Over 14Hz, the transmission of vibration is <1, the vibrations are quickly blocked from passing as the frequency increases. A well optimized system can reduce vibrations by -30dB (-99.9%) up to -40dB (-99,99%).

Damping is the restraining of vibratory motion, such as mechanical oscillations or noise by converting vibration energy into heat.

The more effective the vibration damping, the lower the vibration transmission rate at the resonance point will be.

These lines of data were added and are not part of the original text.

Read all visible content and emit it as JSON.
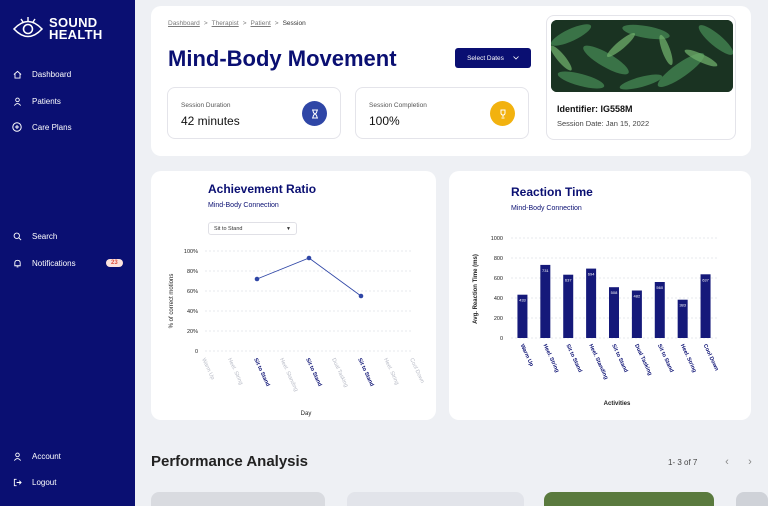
{
  "app": {
    "name_line1": "SOUND",
    "name_line2": "HEALTH"
  },
  "sidebar": {
    "items": [
      {
        "label": "Dashboard",
        "icon": "home-icon"
      },
      {
        "label": "Patients",
        "icon": "user-icon"
      },
      {
        "label": "Care Plans",
        "icon": "plus-circle-icon"
      },
      {
        "label": "Search",
        "icon": "search-icon"
      },
      {
        "label": "Notifications",
        "icon": "bell-icon",
        "badge": "23"
      },
      {
        "label": "Account",
        "icon": "user-icon"
      },
      {
        "label": "Logout",
        "icon": "logout-icon"
      }
    ]
  },
  "breadcrumb": {
    "items": [
      "Dashboard",
      "Therapist",
      "Patient"
    ],
    "current": "Session",
    "sep": ">"
  },
  "header": {
    "title": "Mind-Body Movement",
    "select_label": "Select Dates",
    "duration_label": "Session Duration",
    "duration_value": "42 minutes",
    "completion_label": "Session Completion",
    "completion_value": "100%",
    "duration_color": "#2f46a6",
    "completion_color": "#f2b20f"
  },
  "patient": {
    "identifier": "Identifier: IG558M",
    "session_date": "Session Date: Jan 15, 2022"
  },
  "achievement": {
    "title": "Achievement Ratio",
    "subtitle": "Mind-Body Connection",
    "dropdown_value": "Sit to Stand"
  },
  "reaction": {
    "title": "Reaction Time",
    "subtitle": "Mind-Body Connection"
  },
  "performance": {
    "title": "Performance Analysis",
    "pager": "1- 3 of 7"
  },
  "chart_data": [
    {
      "type": "line",
      "title": "Achievement Ratio",
      "ylabel": "% of correct motions",
      "xlabel": "Day",
      "ylim": [
        0,
        100
      ],
      "yticks": [
        "0",
        "20%",
        "40%",
        "60%",
        "80%",
        "100%"
      ],
      "categories": [
        "Warm Up",
        "Heel. String",
        "Sit to Stand",
        "Heel. Standing",
        "Sit to Stand",
        "Dual Tasking",
        "Sit to Stand",
        "Heel. String",
        "Cool Down"
      ],
      "highlight": [
        false,
        false,
        true,
        false,
        true,
        false,
        true,
        false,
        false
      ],
      "points": [
        {
          "index": 2,
          "value": 72
        },
        {
          "index": 4,
          "value": 93
        },
        {
          "index": 6,
          "value": 55
        }
      ],
      "color": "#2f46a6",
      "grid": true
    },
    {
      "type": "bar",
      "title": "Reaction Time",
      "ylabel": "Avg. Reaction Time (ms)",
      "xlabel": "Activities",
      "ylim": [
        0,
        1000
      ],
      "yticks": [
        "0",
        "200",
        "400",
        "600",
        "800",
        "1000"
      ],
      "categories": [
        "Warm Up",
        "Heel. String",
        "Sit to Stand",
        "Heel. Standing",
        "Sit to Stand",
        "Dual Tasking",
        "Sit to Stand",
        "Heel. String",
        "Cool Down"
      ],
      "values": [
        433,
        731,
        633,
        694,
        508,
        475,
        560,
        383,
        637
      ],
      "labels": [
        "433",
        "731",
        "637",
        "694",
        "508",
        "482",
        "560",
        "383",
        "637"
      ],
      "color": "#15197a",
      "grid": true
    }
  ]
}
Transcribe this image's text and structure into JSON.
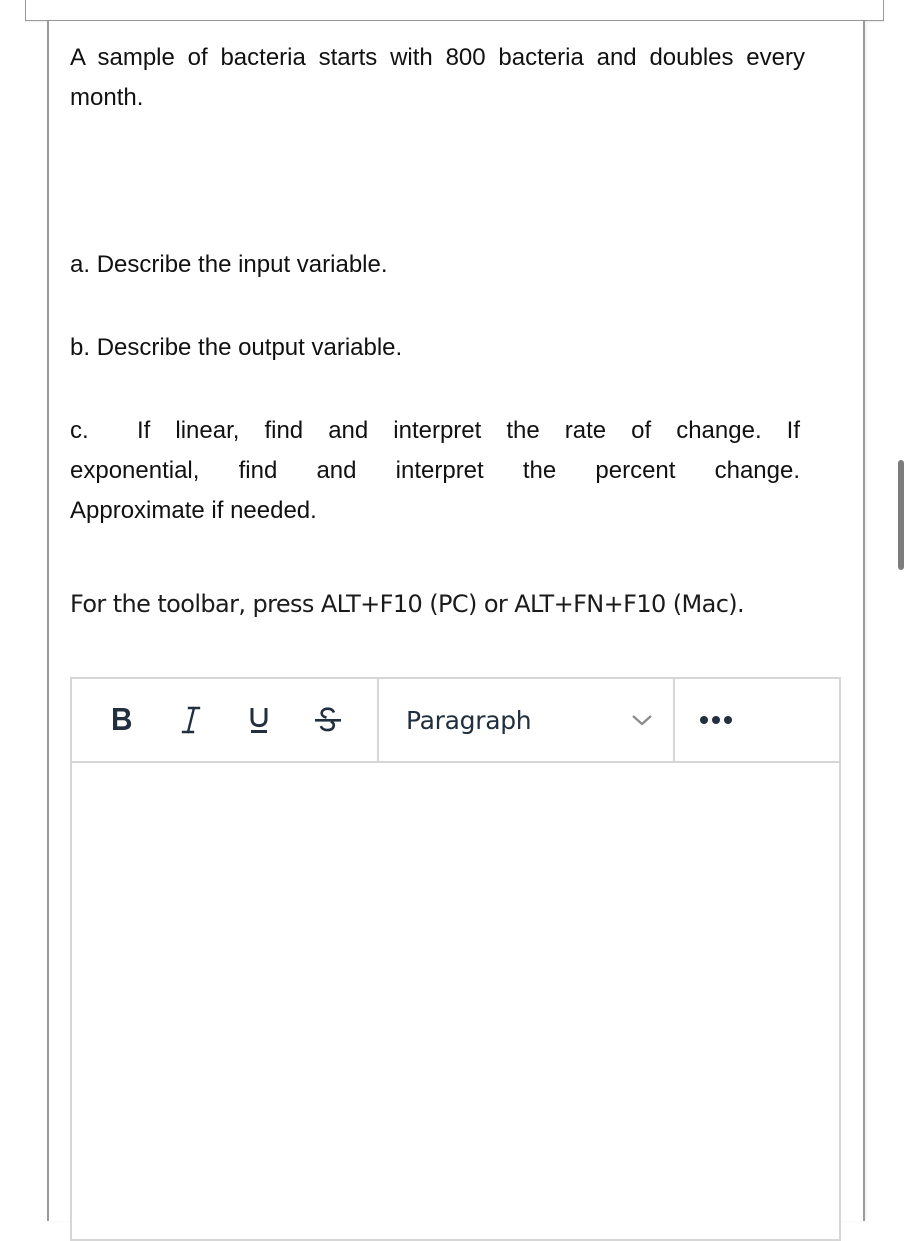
{
  "question": {
    "intro": "A sample of bacteria starts with 800 bacteria and doubles every month.",
    "parts": [
      {
        "label": "a.",
        "text": "Describe the input variable."
      },
      {
        "label": "b.",
        "text": "Describe the output variable."
      },
      {
        "label": "c.",
        "text": "If linear, find and interpret the rate of change.  If exponential, find and interpret the percent change. Approximate if needed.",
        "lines": [
          "If linear, find and interpret the rate of change.  If",
          "exponential, find and interpret the percent change.",
          "Approximate if needed."
        ]
      }
    ]
  },
  "editor": {
    "hint": "For the toolbar, press ALT+F10 (PC) or ALT+FN+F10 (Mac).",
    "toolbar": {
      "format_buttons": [
        {
          "name": "bold",
          "icon": "bold-icon"
        },
        {
          "name": "italic",
          "icon": "italic-icon"
        },
        {
          "name": "underline",
          "icon": "underline-icon"
        },
        {
          "name": "strikethrough",
          "icon": "strikethrough-icon"
        }
      ],
      "block_format": {
        "selected": "Paragraph",
        "icon": "chevron-down-icon"
      },
      "more": {
        "icon": "more-horizontal-icon"
      }
    },
    "content": ""
  },
  "colors": {
    "toolbar_icon": "#222f3e",
    "border": "#d6d6d6",
    "panel_border": "#9b9b9b",
    "text": "#111111"
  }
}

However, with this technique vibration insulation will decrease at higher frequencies.

CLD (for Constrained-Layer Damping) is a vibration control method commonly used in the aerospace, transportation, automation and military industries.

CLD can be described as a shear-related energy dissipation method achieved by inserting a visco-elastic layer between various layers of structural materials.

One of the goals of such treatment is to achieve a high loss factors – that is to reduce the ability of vibrations from spreading within a given structure.

The loss factor is a measure of the inherent damping in a material or assembly when it is dynamically loaded. It is defined as the ratio of energy dissipated in unit volume per radian of oscillation to the maximum strain energy per unit volume. A high loss factor means a lot of the vibratory motion is lost to heat, e.g. thanks to the visco-elastic layer within a CLD assembly.

Using this technique to build our stand’s main structure allows further reduction of residual parasite vibrations in the stand and hence a reduction of signal re-emissions and distorsion.